Giovanni da Udine
From The Art and Popular Culture Encyclopedia
Giovanni Nanni, also Giovanni de' Ricamatori, better known as Giovanni da Udine (1487-1564), was an Italian painter and architect born in Udine. He should not be confused with Martino da Udine, otherwise known as Pellegrino da San Daniele (1467-1547).

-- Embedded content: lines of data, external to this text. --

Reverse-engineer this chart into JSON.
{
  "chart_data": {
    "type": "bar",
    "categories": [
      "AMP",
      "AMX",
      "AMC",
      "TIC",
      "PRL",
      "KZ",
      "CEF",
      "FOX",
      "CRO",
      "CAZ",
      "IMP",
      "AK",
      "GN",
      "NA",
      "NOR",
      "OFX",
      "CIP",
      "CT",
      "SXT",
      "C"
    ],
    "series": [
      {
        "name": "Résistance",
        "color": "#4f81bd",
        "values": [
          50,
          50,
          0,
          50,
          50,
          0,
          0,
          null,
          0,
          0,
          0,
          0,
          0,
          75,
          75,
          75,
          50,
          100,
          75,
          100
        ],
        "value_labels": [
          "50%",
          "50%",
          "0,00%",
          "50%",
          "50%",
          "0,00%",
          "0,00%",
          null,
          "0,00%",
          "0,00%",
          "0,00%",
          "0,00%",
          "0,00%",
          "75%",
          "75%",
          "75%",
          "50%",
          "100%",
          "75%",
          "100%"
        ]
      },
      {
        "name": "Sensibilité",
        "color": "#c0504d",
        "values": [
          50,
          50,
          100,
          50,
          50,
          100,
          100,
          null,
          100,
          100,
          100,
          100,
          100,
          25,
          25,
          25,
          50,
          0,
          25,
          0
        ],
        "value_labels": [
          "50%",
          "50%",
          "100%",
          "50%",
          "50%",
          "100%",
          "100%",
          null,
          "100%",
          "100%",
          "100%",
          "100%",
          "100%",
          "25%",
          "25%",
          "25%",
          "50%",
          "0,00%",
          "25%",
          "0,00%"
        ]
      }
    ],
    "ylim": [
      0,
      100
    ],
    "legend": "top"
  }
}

As a student and assistant of Raphael, he was responsible for most of the "decorative" (i.e. non-narrative) elements of the major Raphaellesque projects in Rome, and he was a specialist in fresco and stucco grotesque decorations. These included the stucco work in the Loggia di Raffaello (Vatican, 1517-1519) and the heavy fruit-laden swags in the loggia di psiche in the Villa Farnesina. He also assisted in the construction of a few monumental fountains, which are now destroyed.
After the death of Raphael, da Udine continued to work on projects initiated by his master, namely the Villa Madama in Rome. He continued his work until the sack of Rome (1527) when he departed to work in Florence, where he worked on the stuccoes in Sagrestia Nuova in San Lorenzo, and Venice, where he worked on the stucco decoration in the Palazzo Grimani, around 1540.
In Udine, he worked as an architect on the Torre dell'Orologio (Clock-Tower) and the Fontana di Piazza Nuova (Piazza Nuova Fountain). In Cividale, he helped in the construction of Santa Maria dei Battuti.